Steven J. Yazzie (b. 1970, Diné/Laguna Pueblo) Newport Beach, California; lives and works in Denver, Colorado. Yazzie is a proud member of the Navajo Nation and is a veteran of the Gulf War, serving honorably with the United States Marine Corps from 1988-92. He received a Bachelor of Fine Arts degree in Intermedia at Arizona State University and was named the 2014 outstanding graduate of the Herberger Institute for Design and the Arts. He also studied at Skowhegan School of Painting and Sculpture, Maine, 2006.

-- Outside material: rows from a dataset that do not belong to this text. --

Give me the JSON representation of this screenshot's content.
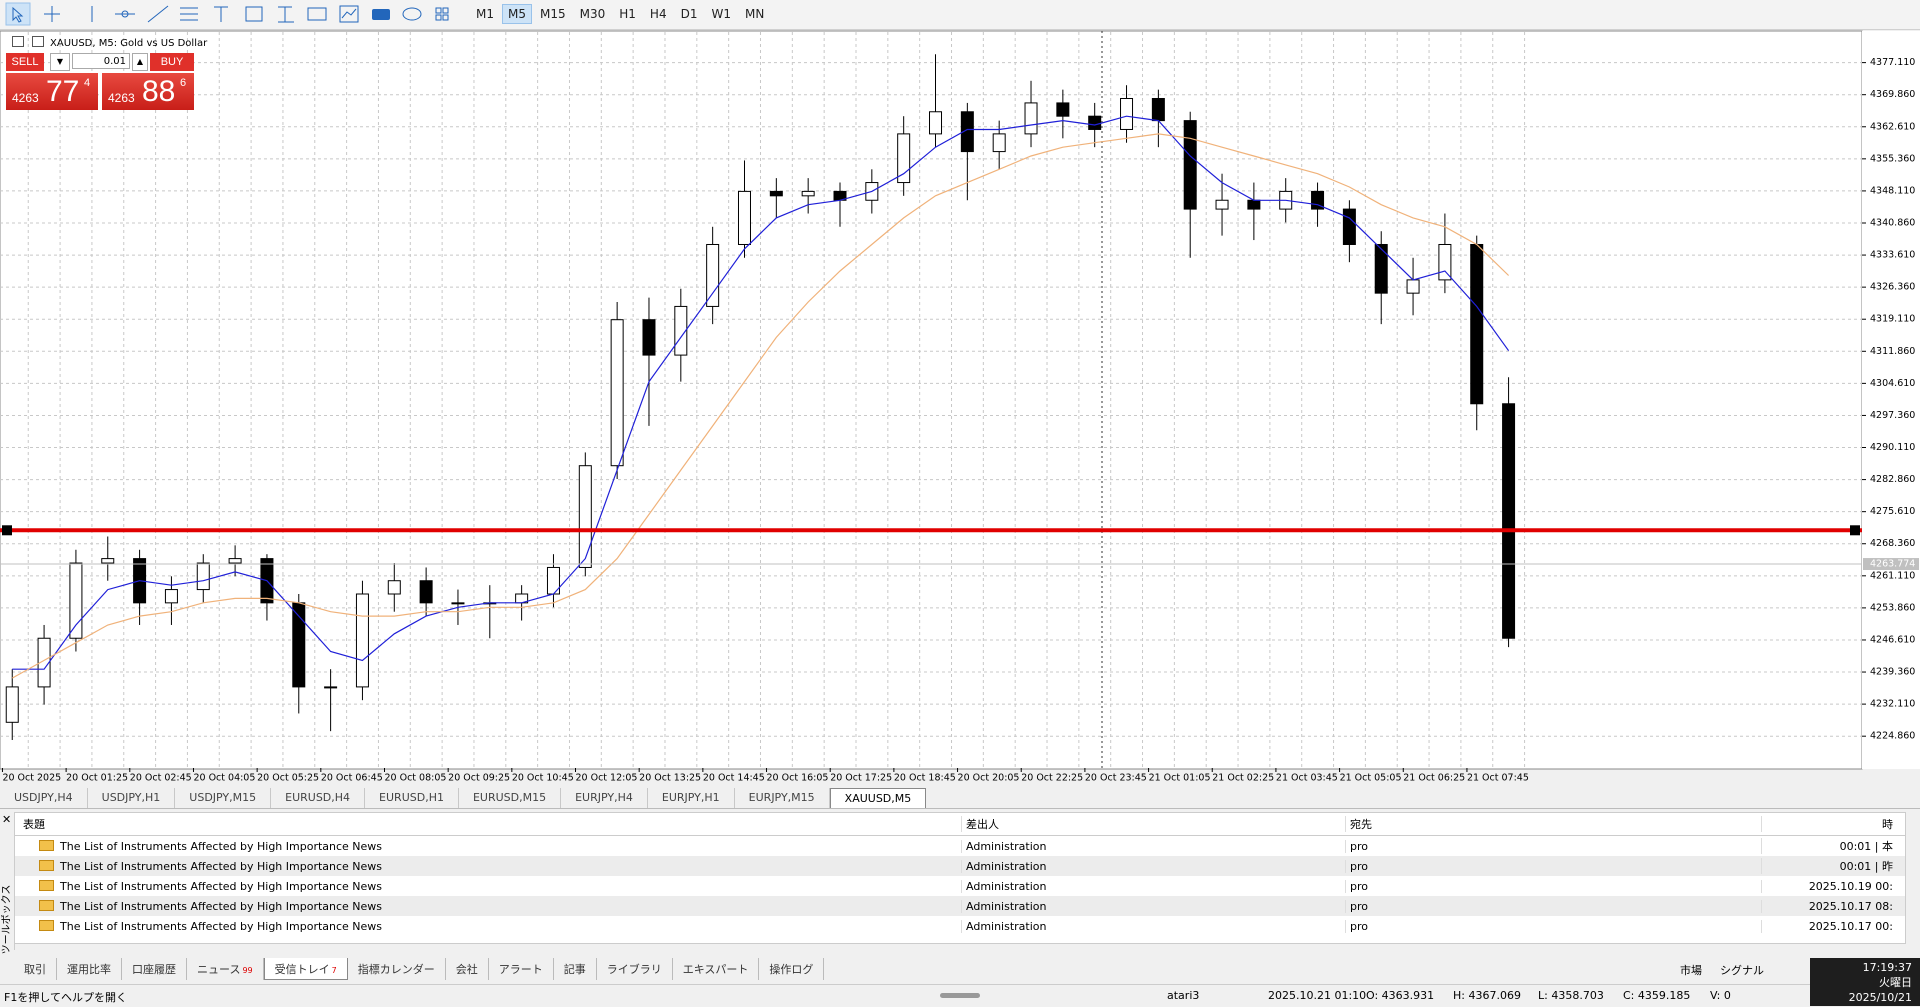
{
  "toolbar": {
    "timeframes": [
      "M1",
      "M5",
      "M15",
      "M30",
      "H1",
      "H4",
      "D1",
      "W1",
      "MN"
    ]
  },
  "trade_panel": {
    "sell": "SELL",
    "buy": "BUY",
    "lot": "0.01",
    "sell_price": {
      "big": "4263",
      "main": "77",
      "small": "4"
    },
    "buy_price": {
      "big": "4263",
      "main": "88",
      "small": "6"
    }
  },
  "chart_data": {
    "type": "candlestick",
    "title": "XAUUSD, M5:  Gold vs US Dollar",
    "categories": [
      "20 Oct 2025",
      "20 Oct 01:25",
      "20 Oct 02:45",
      "20 Oct 04:05",
      "20 Oct 05:25",
      "20 Oct 06:45",
      "20 Oct 08:05",
      "20 Oct 09:25",
      "20 Oct 10:45",
      "20 Oct 12:05",
      "20 Oct 13:25",
      "20 Oct 14:45",
      "20 Oct 16:05",
      "20 Oct 17:25",
      "20 Oct 18:45",
      "20 Oct 20:05",
      "20 Oct 22:25",
      "20 Oct 23:45",
      "21 Oct 01:05",
      "21 Oct 02:25",
      "21 Oct 03:45",
      "21 Oct 05:05",
      "21 Oct 06:25",
      "21 Oct 07:45"
    ],
    "ohlc": [
      [
        4228,
        4240,
        4224,
        4236
      ],
      [
        4236,
        4250,
        4232,
        4247
      ],
      [
        4247,
        4267,
        4244,
        4264
      ],
      [
        4264,
        4270,
        4260,
        4265
      ],
      [
        4265,
        4267,
        4250,
        4255
      ],
      [
        4255,
        4261,
        4250,
        4258
      ],
      [
        4258,
        4266,
        4255,
        4264
      ],
      [
        4264,
        4268,
        4261,
        4265
      ],
      [
        4265,
        4266,
        4251,
        4255
      ],
      [
        4255,
        4257,
        4230,
        4236
      ],
      [
        4236,
        4240,
        4226,
        4236
      ],
      [
        4236,
        4260,
        4233,
        4257
      ],
      [
        4257,
        4264,
        4253,
        4260
      ],
      [
        4260,
        4263,
        4252,
        4255
      ],
      [
        4255,
        4258,
        4250,
        4255
      ],
      [
        4255,
        4259,
        4247,
        4255
      ],
      [
        4255,
        4259,
        4251,
        4257
      ],
      [
        4257,
        4266,
        4254,
        4263
      ],
      [
        4263,
        4289,
        4261,
        4286
      ],
      [
        4286,
        4323,
        4283,
        4319
      ],
      [
        4319,
        4324,
        4295,
        4311
      ],
      [
        4311,
        4326,
        4305,
        4322
      ],
      [
        4322,
        4340,
        4318,
        4336
      ],
      [
        4336,
        4355,
        4333,
        4348
      ],
      [
        4348,
        4351,
        4342,
        4347
      ],
      [
        4347,
        4351,
        4343,
        4348
      ],
      [
        4348,
        4350,
        4340,
        4346
      ],
      [
        4346,
        4353,
        4343,
        4350
      ],
      [
        4350,
        4365,
        4347,
        4361
      ],
      [
        4361,
        4379,
        4358,
        4366
      ],
      [
        4366,
        4368,
        4346,
        4357
      ],
      [
        4357,
        4364,
        4353,
        4361
      ],
      [
        4361,
        4373,
        4358,
        4368
      ],
      [
        4368,
        4371,
        4360,
        4365
      ],
      [
        4365,
        4368,
        4358,
        4362
      ],
      [
        4362,
        4372,
        4359,
        4369
      ],
      [
        4369,
        4371,
        4358,
        4364
      ],
      [
        4364,
        4366,
        4333,
        4344
      ],
      [
        4344,
        4352,
        4338,
        4346
      ],
      [
        4346,
        4350,
        4337,
        4344
      ],
      [
        4344,
        4351,
        4341,
        4348
      ],
      [
        4348,
        4350,
        4340,
        4344
      ],
      [
        4344,
        4346,
        4332,
        4336
      ],
      [
        4336,
        4339,
        4318,
        4325
      ],
      [
        4325,
        4333,
        4320,
        4328
      ],
      [
        4328,
        4343,
        4325,
        4336
      ],
      [
        4336,
        4338,
        4294,
        4300
      ],
      [
        4300,
        4306,
        4245,
        4247
      ]
    ],
    "indicators": [
      {
        "color": "#2020d8",
        "values": [
          4240,
          4240,
          4250,
          4258,
          4260,
          4259,
          4260,
          4262,
          4260,
          4252,
          4244,
          4242,
          4248,
          4252,
          4254,
          4255,
          4255,
          4257,
          4265,
          4285,
          4305,
          4315,
          4325,
          4335,
          4342,
          4345,
          4346,
          4348,
          4352,
          4358,
          4362,
          4362,
          4363,
          4364,
          4363,
          4365,
          4364,
          4356,
          4350,
          4346,
          4346,
          4345,
          4342,
          4335,
          4328,
          4330,
          4322,
          4312
        ]
      },
      {
        "color": "#f0b27a",
        "values": [
          4238,
          4242,
          4246,
          4250,
          4252,
          4253,
          4255,
          4256,
          4256,
          4255,
          4253,
          4252,
          4252,
          4253,
          4253,
          4254,
          4254,
          4255,
          4258,
          4265,
          4275,
          4285,
          4295,
          4305,
          4315,
          4323,
          4330,
          4336,
          4342,
          4347,
          4350,
          4353,
          4356,
          4358,
          4359,
          4360,
          4361,
          4360,
          4358,
          4356,
          4354,
          4352,
          4349,
          4345,
          4342,
          4340,
          4336,
          4329
        ]
      }
    ],
    "ylim": [
      4217.67,
      4384.03
    ],
    "yticks": [
      {
        "value": 4377.11,
        "label": "4377.110"
      },
      {
        "value": 4369.86,
        "label": "4369.860"
      },
      {
        "value": 4362.61,
        "label": "4362.610"
      },
      {
        "value": 4355.36,
        "label": "4355.360"
      },
      {
        "value": 4348.11,
        "label": "4348.110"
      },
      {
        "value": 4340.86,
        "label": "4340.860"
      },
      {
        "value": 4333.61,
        "label": "4333.610"
      },
      {
        "value": 4326.36,
        "label": "4326.360"
      },
      {
        "value": 4319.11,
        "label": "4319.110"
      },
      {
        "value": 4311.86,
        "label": "4311.860"
      },
      {
        "value": 4304.61,
        "label": "4304.610"
      },
      {
        "value": 4297.36,
        "label": "4297.360"
      },
      {
        "value": 4290.11,
        "label": "4290.110"
      },
      {
        "value": 4282.86,
        "label": "4282.860"
      },
      {
        "value": 4275.61,
        "label": "4275.610"
      },
      {
        "value": 4268.36,
        "label": "4268.360"
      },
      {
        "value": 4261.11,
        "label": "4261.110"
      },
      {
        "value": 4253.86,
        "label": "4253.860"
      },
      {
        "value": 4246.61,
        "label": "4246.610"
      },
      {
        "value": 4239.36,
        "label": "4239.360"
      },
      {
        "value": 4232.11,
        "label": "4232.110"
      },
      {
        "value": 4224.86,
        "label": "4224.860"
      }
    ],
    "current_price": {
      "value": 4263.774,
      "label": "4263.774"
    },
    "hline": {
      "value": 4271.4,
      "color": "#e00000"
    },
    "grid": true
  },
  "symbol_tabs": [
    "USDJPY,H4",
    "USDJPY,H1",
    "USDJPY,M15",
    "EURUSD,H4",
    "EURUSD,H1",
    "EURUSD,M15",
    "EURJPY,H4",
    "EURJPY,H1",
    "EURJPY,M15",
    "XAUUSD,M5"
  ],
  "mailbox": {
    "side_label": "ツールボックス",
    "columns": [
      "表題",
      "差出人",
      "宛先",
      "時"
    ],
    "rows": [
      [
        "The List of Instruments Affected by High Importance News",
        "Administration",
        "pro",
        "00:01 | 本"
      ],
      [
        "The List of Instruments Affected by High Importance News",
        "Administration",
        "pro",
        "00:01 | 昨"
      ],
      [
        "The List of Instruments Affected by High Importance News",
        "Administration",
        "pro",
        "2025.10.19 00:"
      ],
      [
        "The List of Instruments Affected by High Importance News",
        "Administration",
        "pro",
        "2025.10.17 08:"
      ],
      [
        "The List of Instruments Affected by High Importance News",
        "Administration",
        "pro",
        "2025.10.17 00:"
      ]
    ]
  },
  "bottom_tabs": [
    {
      "label": "取引"
    },
    {
      "label": "運用比率"
    },
    {
      "label": "口座履歴"
    },
    {
      "label": "ニュース",
      "badge": 99
    },
    {
      "label": "受信トレイ",
      "badge": 7
    },
    {
      "label": "指標カレンダー"
    },
    {
      "label": "会社"
    },
    {
      "label": "アラート"
    },
    {
      "label": "記事"
    },
    {
      "label": "ライブラリ"
    },
    {
      "label": "エキスパート"
    },
    {
      "label": "操作ログ"
    }
  ],
  "right_links": [
    "市場",
    "シグナル"
  ],
  "clock": {
    "time": "17:19:37",
    "weekday": "火曜日",
    "date": "2025/10/21"
  },
  "status": {
    "help": "F1を押してヘルプを開く",
    "profile": "atari3",
    "datetime": "2025.10.21 01:10",
    "open": "O: 4363.931",
    "high": "H: 4367.069",
    "low": "L: 4358.703",
    "close": "C: 4359.185",
    "volume": "V: 0"
  }
}
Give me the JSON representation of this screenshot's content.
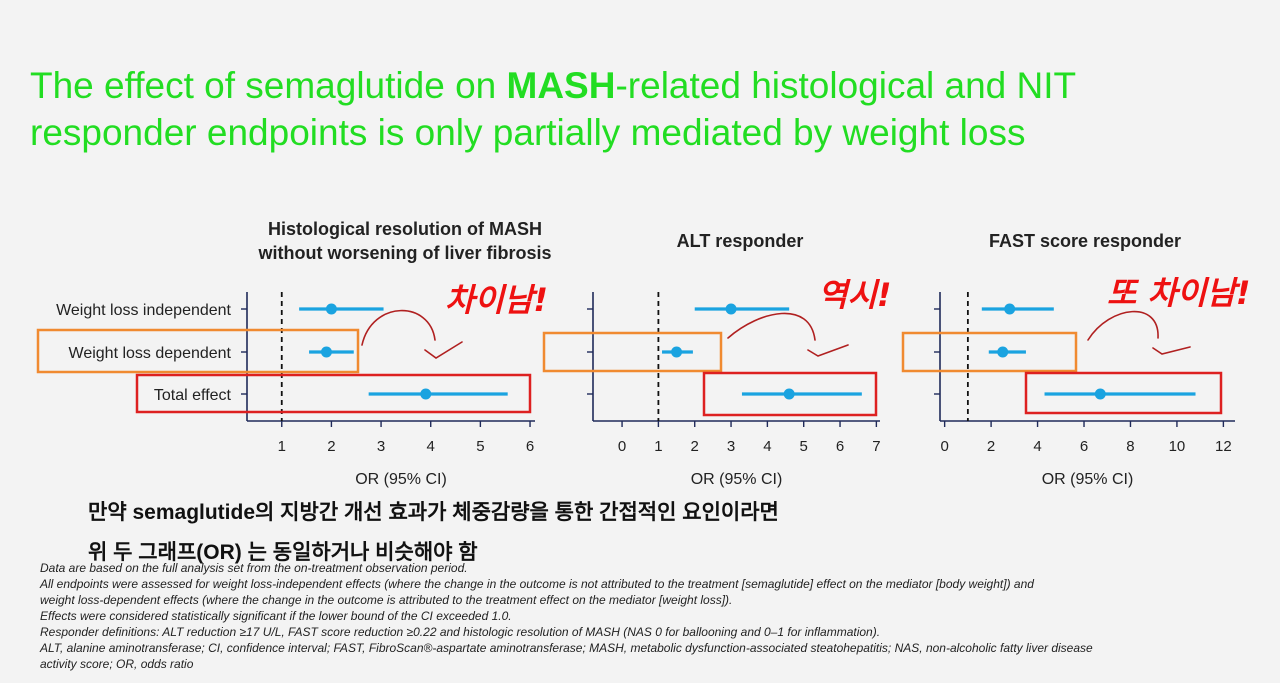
{
  "title": {
    "part1": "The effect of semaglutide on ",
    "bold": "MASH",
    "part2": "-related histological and NIT responder endpoints is only partially mediated by weight loss"
  },
  "row_labels": [
    "Weight loss independent",
    "Weight loss dependent",
    "Total effect"
  ],
  "annotations": {
    "panel1": "차이남!",
    "panel2": "역시!",
    "panel3": "또 차이남!"
  },
  "korean_note": {
    "line1_prefix": "만약 ",
    "line1_bold": "semaglutide",
    "line1_rest": "의 지방간 개선 효과가 체중감량을 통한 간접적인 요인이라면",
    "line2": "위 두 그래프(OR) 는 동일하거나 비슷해야 함"
  },
  "footnotes": [
    "Data are based on the full analysis set from the on-treatment observation period.",
    "All endpoints were assessed for weight loss-independent effects (where the change in the outcome is not attributed to the treatment [semaglutide] effect on the mediator [body weight]) and",
    "weight loss-dependent effects (where the change in the outcome is attributed to the treatment effect on the mediator [weight loss]).",
    "Effects were considered statistically significant if the lower bound of the CI exceeded 1.0.",
    "Responder definitions: ALT reduction ≥17 U/L, FAST score reduction ≥0.22 and histologic resolution of MASH (NAS 0 for ballooning and 0–1 for inflammation).",
    "ALT, alanine aminotransferase; CI, confidence interval; FAST, FibroScan®-aspartate aminotransferase; MASH, metabolic dysfunction-associated steatohepatitis; NAS, non-alcoholic fatty liver disease",
    "activity score; OR, odds ratio"
  ],
  "colors": {
    "title": "#22dd22",
    "point": "#1aa3e0",
    "orange_box": "#f08a30",
    "red_box": "#dd2020",
    "annotation": "#ee1111",
    "axis": "#1f2a5a"
  },
  "chart_data": [
    {
      "type": "forest",
      "title": "Histological resolution of MASH without worsening of liver fibrosis",
      "xlabel": "OR (95% CI)",
      "xlim": [
        0.3,
        6.1
      ],
      "xticks": [
        1,
        2,
        3,
        4,
        5,
        6
      ],
      "reference_line": 1,
      "rows": [
        {
          "label": "Weight loss independent",
          "or": 2.0,
          "ci": [
            1.35,
            3.05
          ]
        },
        {
          "label": "Weight loss dependent",
          "or": 1.9,
          "ci": [
            1.55,
            2.45
          ]
        },
        {
          "label": "Total effect",
          "or": 3.9,
          "ci": [
            2.75,
            5.55
          ]
        }
      ]
    },
    {
      "type": "forest",
      "title": "ALT responder",
      "xlabel": "OR (95% CI)",
      "xlim": [
        -0.8,
        7.1
      ],
      "xticks": [
        0,
        1,
        2,
        3,
        4,
        5,
        6,
        7
      ],
      "reference_line": 1,
      "rows": [
        {
          "label": "Weight loss independent",
          "or": 3.0,
          "ci": [
            2.0,
            4.6
          ]
        },
        {
          "label": "Weight loss dependent",
          "or": 1.5,
          "ci": [
            1.1,
            1.95
          ]
        },
        {
          "label": "Total effect",
          "or": 4.6,
          "ci": [
            3.3,
            6.6
          ]
        }
      ]
    },
    {
      "type": "forest",
      "title": "FAST score responder",
      "xlabel": "OR (95% CI)",
      "xlim": [
        -0.2,
        12.5
      ],
      "xticks": [
        0,
        2,
        4,
        6,
        8,
        10,
        12
      ],
      "tick_labels": [
        "0",
        "2",
        "4",
        "6",
        "8",
        "10",
        "12"
      ],
      "reference_line": 1,
      "rows": [
        {
          "label": "Weight loss independent",
          "or": 2.8,
          "ci": [
            1.6,
            4.7
          ]
        },
        {
          "label": "Weight loss dependent",
          "or": 2.5,
          "ci": [
            1.9,
            3.5
          ]
        },
        {
          "label": "Total effect",
          "or": 6.7,
          "ci": [
            4.3,
            10.8
          ]
        }
      ]
    }
  ]
}
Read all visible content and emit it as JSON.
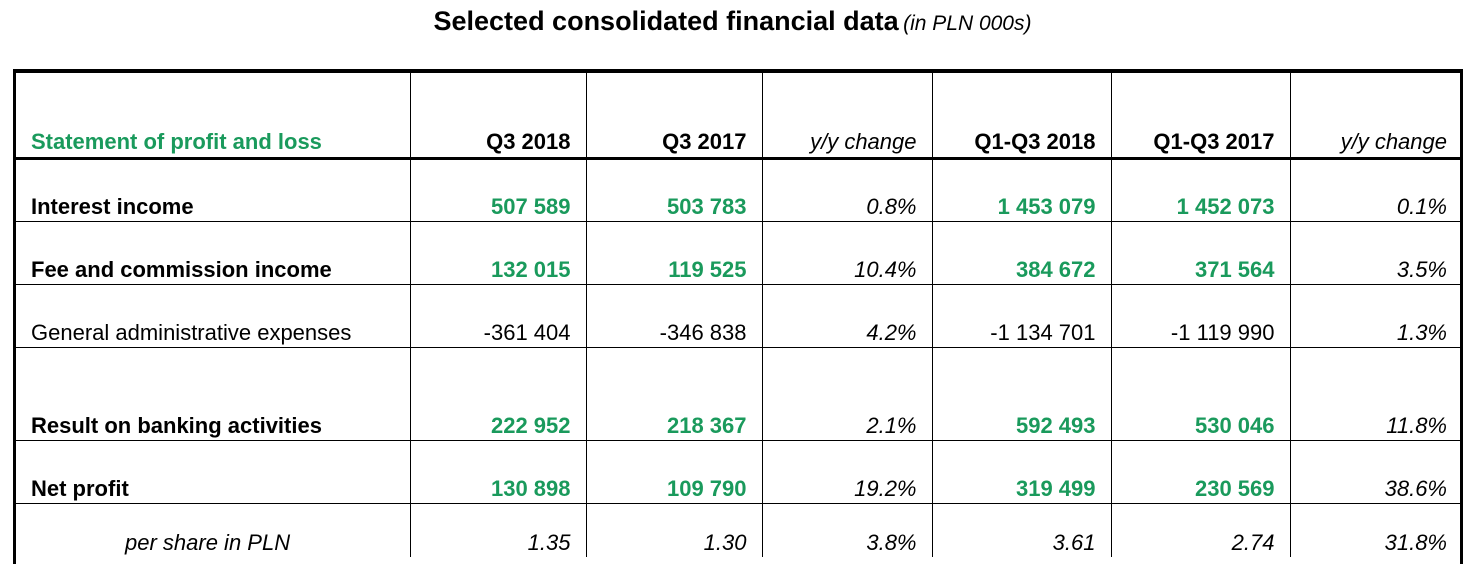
{
  "title": {
    "main": "Selected consolidated financial data",
    "unit": "(in PLN 000s)"
  },
  "colors": {
    "accent_green": "#1a9a5c"
  },
  "table": {
    "header": [
      "Statement of profit and loss",
      "Q3 2018",
      "Q3 2017",
      "y/y change",
      "Q1-Q3 2018",
      "Q1-Q3 2017",
      "y/y change"
    ],
    "rows": [
      [
        "Interest income",
        "507 589",
        "503 783",
        "0.8%",
        "1 453 079",
        "1 452 073",
        "0.1%"
      ],
      [
        "Fee and commission income",
        "132 015",
        "119 525",
        "10.4%",
        "384 672",
        "371 564",
        "3.5%"
      ],
      [
        "General administrative expenses",
        "-361 404",
        "-346 838",
        "4.2%",
        "-1 134 701",
        "-1 119 990",
        "1.3%"
      ],
      [
        "Result on banking activities",
        "222 952",
        "218 367",
        "2.1%",
        "592 493",
        "530 046",
        "11.8%"
      ],
      [
        "Net profit",
        "130 898",
        "109 790",
        "19.2%",
        "319 499",
        "230 569",
        "38.6%"
      ],
      [
        "per share in PLN",
        "1.35",
        "1.30",
        "3.8%",
        "3.61",
        "2.74",
        "31.8%"
      ]
    ]
  }
}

Yazzie’s professional career spans a long exhibition list of national and international institutions, most notably at the Museum of Modern Art, New York, NY; National Museum of the American Indian, New York, NY; National Gallery of Canada, Ottawa, Art Gallery of Ontario, Toronto, Canada; the Museum of Contemporary Native Art and the Wheelwright Museum in Santa Fe, NM. Throughout Arizona: Heard Museum, Phoenix Art Museum, Arizona State University Art Museum, Scottsdale Museum of Contemporary Art, Tucson Museum of Art, and the Museum of Northern Arizona. Yazzie is a 2021 recipient of the Eiteljorg Contemporary Art Fellowship and was recently awarded Community Scholar for the Interdisciplinary Research Institute for the Study of (in)Equality, University of Denver, Colorado, and 2022 Native Artist in Residence at the Denver Art Museum.